SEKILAS TENTANG JIMAT/ WAFAK
“Untuk memperoleh pemahaman yang benar dalam pembahasan mengenai jimat atau tamimah, maka hal ini sangat tergantung dengan pemahaman tentang hukum-hukum dalam mengambil sebab. Yang dimaksud dengan mengambil sebab di sini adalah seseorang melakukan suatu usaha (“sebab”) untuk dapat meraih apa yang dia inginkan.
Ada tiga hal yang harus diketahui oleh seseorang terkait dengan pengambilan sebab, yaitu:
1. Sebab yang diambil harus terbukti secara syar’i atau qadari.

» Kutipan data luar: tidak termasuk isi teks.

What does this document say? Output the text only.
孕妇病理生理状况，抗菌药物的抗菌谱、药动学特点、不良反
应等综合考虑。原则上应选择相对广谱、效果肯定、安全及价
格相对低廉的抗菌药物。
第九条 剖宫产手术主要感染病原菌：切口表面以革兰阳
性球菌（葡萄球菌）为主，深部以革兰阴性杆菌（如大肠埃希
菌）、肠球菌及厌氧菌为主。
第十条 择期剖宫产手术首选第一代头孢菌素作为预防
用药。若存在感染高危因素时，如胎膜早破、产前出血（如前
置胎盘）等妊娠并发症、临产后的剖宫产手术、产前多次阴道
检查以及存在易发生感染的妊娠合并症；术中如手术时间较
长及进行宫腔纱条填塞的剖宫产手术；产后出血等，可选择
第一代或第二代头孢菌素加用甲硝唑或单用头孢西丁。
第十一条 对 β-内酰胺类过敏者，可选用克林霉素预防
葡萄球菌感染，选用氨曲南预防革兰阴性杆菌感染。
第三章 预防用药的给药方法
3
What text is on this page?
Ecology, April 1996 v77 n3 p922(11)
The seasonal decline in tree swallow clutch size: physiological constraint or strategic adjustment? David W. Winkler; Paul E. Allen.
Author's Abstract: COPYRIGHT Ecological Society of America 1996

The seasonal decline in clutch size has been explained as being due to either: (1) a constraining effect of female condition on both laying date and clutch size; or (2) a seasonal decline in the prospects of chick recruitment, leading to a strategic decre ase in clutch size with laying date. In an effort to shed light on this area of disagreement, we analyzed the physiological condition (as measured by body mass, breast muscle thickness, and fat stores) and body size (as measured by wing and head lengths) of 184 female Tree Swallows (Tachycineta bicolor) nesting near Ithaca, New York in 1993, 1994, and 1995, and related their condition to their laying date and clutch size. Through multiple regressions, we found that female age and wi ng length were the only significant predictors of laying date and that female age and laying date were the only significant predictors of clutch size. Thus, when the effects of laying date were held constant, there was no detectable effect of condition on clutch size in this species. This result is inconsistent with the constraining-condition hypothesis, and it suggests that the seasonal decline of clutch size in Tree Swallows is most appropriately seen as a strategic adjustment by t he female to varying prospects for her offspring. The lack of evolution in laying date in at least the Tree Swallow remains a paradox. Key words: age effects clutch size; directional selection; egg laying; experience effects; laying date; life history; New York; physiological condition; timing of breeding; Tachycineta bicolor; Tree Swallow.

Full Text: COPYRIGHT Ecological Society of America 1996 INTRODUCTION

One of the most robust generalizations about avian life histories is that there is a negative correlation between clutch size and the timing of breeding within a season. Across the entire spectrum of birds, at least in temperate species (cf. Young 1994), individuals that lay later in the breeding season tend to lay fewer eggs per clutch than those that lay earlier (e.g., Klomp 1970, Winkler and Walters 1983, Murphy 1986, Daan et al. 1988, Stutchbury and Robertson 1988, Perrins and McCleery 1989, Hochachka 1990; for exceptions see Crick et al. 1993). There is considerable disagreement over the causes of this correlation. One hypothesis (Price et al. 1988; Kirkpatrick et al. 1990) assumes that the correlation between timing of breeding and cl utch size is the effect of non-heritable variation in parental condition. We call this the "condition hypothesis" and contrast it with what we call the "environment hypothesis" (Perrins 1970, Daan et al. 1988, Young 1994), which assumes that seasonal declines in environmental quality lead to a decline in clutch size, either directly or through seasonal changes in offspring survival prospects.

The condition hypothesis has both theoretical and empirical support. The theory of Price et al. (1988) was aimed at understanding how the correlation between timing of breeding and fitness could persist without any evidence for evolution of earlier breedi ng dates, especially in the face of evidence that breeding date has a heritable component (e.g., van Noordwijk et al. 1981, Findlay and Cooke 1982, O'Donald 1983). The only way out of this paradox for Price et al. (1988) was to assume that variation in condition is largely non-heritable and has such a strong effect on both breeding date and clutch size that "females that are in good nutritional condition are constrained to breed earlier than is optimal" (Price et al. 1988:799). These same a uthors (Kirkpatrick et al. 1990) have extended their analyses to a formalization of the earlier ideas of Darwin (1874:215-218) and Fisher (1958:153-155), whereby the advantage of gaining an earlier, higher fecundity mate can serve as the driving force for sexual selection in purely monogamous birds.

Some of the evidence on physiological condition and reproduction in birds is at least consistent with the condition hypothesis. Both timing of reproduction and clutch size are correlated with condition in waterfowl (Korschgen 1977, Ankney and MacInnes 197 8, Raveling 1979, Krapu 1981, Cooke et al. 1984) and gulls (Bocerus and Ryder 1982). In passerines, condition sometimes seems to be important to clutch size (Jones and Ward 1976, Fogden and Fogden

Secara syar’i maksudnya adalah al Qur-an dan As Sunnah telah menunjukkan bahwa sesuatu tersebut memang merupakan penyebab terjadi atau tidak terjadinya sesuatu tersebut.
Contohnya adalah amal shaleh merupakan sebab untuk masuk surga. Demikian pula dengan bertakwa yang merupakan sebab untuk mendapatkan kemudahan dalam menyelesaikan urusan dan sebab untuk mendapatkan kelapangan rizqi. Karena Allah berfirman:
وَمَنْ يَتَّقِ اللَّهَ يَجْعَلْ لَهُ مَخْرَجًا وَيَرْزُقْهُ مِنْ حَيْثُ لا يَحْتَسِبُ
“Barang siapa yang bertakwa kepada Allah niscaya Dia akan mengadakan baginya jalan ke luar. Dan memberinya rezeki dari arah yang tiada disangka-sangkanya” (Ath Thalaq : 2-3)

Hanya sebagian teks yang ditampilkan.